This course serves the dual purpose of introducing students to key issues and themes arising out of the history of Japanese science fiction and providing a space to critically engage with the imbrication of science fiction with empire. It is premised on the understanding that the inter-textually circulated motifs, images, and narratives of science fiction form a coherent and historically situated discourse indebted to the language and logic of colonialism. In light of the fact that, on the one hand, Japan has become a fetishized site in Anglo-American texts such that "Japan" itself is often imagined as signifying a science fictional space as such, and on the other hand, the emergence of the SF genre in Japan in the first half of the twentieth century is intertwined with the ideological deployments of science and discourses of "civilization" embedded in the nation's historical position as the only non-Western colonial empire, this course will take up "Japan" as a specific locus of analysis from which standpoint we will track the overlaps and interactions between the emergence and subsequent development of the genre of science fiction and the histories of empire.

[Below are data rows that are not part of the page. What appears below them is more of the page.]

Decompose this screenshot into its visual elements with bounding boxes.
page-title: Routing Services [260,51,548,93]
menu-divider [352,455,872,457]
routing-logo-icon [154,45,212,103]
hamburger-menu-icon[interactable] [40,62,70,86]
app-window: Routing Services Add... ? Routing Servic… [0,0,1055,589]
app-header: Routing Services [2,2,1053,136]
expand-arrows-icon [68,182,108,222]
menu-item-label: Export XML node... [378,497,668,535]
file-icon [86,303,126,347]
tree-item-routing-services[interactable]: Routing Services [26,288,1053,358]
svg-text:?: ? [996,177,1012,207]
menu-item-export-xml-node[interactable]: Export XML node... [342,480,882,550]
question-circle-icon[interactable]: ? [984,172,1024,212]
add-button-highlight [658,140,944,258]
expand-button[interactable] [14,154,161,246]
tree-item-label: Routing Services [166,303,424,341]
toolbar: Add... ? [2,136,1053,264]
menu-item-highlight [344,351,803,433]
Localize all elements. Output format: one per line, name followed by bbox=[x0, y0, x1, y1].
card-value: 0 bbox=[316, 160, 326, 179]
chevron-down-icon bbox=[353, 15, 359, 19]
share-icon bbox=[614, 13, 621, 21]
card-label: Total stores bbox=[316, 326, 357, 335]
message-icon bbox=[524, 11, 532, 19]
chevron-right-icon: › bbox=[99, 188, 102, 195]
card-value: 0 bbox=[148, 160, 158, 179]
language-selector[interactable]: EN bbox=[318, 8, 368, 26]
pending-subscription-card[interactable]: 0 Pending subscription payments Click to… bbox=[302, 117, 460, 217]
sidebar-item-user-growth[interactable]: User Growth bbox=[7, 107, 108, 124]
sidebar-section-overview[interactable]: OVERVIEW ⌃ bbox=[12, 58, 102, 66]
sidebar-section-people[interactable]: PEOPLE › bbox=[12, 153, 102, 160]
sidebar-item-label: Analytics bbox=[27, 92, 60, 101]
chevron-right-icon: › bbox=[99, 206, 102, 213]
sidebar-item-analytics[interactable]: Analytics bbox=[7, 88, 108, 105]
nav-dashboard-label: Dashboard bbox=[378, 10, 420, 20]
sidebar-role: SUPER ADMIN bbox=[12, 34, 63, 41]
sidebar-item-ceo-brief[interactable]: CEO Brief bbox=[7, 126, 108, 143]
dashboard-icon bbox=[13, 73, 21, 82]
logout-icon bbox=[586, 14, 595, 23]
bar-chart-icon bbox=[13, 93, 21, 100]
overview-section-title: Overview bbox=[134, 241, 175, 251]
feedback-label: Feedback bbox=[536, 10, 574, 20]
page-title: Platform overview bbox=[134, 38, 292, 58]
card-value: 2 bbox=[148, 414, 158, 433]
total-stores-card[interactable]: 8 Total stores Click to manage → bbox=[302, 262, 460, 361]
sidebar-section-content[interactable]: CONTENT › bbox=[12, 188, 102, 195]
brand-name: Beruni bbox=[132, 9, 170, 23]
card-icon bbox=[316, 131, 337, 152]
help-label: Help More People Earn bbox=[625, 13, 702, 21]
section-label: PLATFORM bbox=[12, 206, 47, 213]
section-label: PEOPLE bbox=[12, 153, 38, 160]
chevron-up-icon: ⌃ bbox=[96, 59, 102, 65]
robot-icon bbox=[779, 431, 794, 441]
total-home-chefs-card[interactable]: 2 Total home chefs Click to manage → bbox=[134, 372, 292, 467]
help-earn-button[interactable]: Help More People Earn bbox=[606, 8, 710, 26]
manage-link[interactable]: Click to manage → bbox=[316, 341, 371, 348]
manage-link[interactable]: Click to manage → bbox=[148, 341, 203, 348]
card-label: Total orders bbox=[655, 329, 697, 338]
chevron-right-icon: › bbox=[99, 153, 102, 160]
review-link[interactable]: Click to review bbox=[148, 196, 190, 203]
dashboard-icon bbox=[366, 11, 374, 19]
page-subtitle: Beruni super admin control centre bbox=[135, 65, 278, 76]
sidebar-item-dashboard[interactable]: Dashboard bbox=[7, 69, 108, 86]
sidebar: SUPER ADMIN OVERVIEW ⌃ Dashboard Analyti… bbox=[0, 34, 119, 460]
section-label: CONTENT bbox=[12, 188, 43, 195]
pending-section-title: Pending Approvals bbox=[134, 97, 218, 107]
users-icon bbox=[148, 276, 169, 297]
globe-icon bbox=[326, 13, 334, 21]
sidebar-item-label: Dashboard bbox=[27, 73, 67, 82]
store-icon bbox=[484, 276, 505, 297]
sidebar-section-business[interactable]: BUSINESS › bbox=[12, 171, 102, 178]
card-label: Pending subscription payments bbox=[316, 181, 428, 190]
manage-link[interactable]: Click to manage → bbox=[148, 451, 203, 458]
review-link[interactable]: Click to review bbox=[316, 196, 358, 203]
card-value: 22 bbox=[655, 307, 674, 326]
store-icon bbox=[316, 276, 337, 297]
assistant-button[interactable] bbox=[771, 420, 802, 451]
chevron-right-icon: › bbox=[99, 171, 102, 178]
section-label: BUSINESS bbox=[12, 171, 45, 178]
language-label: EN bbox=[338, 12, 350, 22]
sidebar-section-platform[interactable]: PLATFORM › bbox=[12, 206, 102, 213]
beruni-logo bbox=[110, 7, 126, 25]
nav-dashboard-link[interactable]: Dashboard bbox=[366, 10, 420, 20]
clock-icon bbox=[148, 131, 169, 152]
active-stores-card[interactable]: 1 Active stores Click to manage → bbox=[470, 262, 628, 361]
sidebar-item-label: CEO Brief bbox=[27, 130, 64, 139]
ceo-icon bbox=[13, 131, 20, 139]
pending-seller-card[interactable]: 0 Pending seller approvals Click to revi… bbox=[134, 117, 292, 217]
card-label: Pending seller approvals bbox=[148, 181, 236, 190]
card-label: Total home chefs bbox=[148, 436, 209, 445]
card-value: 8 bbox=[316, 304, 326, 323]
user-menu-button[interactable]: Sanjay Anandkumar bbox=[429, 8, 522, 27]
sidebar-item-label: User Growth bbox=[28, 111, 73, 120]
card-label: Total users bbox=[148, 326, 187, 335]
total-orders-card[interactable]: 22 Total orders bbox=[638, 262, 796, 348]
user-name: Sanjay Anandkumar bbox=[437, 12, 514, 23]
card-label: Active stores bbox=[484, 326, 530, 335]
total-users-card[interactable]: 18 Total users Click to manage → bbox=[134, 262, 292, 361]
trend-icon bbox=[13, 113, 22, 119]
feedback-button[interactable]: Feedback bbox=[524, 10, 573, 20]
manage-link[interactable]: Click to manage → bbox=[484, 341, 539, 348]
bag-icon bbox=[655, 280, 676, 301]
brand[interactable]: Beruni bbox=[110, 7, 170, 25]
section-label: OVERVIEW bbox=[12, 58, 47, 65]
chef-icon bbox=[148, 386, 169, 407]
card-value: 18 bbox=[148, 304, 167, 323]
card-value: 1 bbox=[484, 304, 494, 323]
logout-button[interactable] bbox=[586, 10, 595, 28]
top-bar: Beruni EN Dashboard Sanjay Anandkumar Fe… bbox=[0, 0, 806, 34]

Through the course of the term, we will examine a range of texts (literature, film, and animation) from the history of science fiction in Japan. Our goal will be to highlight the formative effects of colonial histories on our understanding of the history of the genre and how particular science-fictional tropes and themes - from future war stories, to time travel narratives, to representations of post-human bodies, and others - work to produce our collective imaginations of the future. By the end of the semester, students are expected to have both gained a familiarity with key themes and issues that permeate the science-fictional stories coming out of Japan, as well as developed a sense of the larger stakes of science-fictionality as a site of critical thought and practice.
As all the texts will be made available in English translation, no prior Japanese language proficiency is required.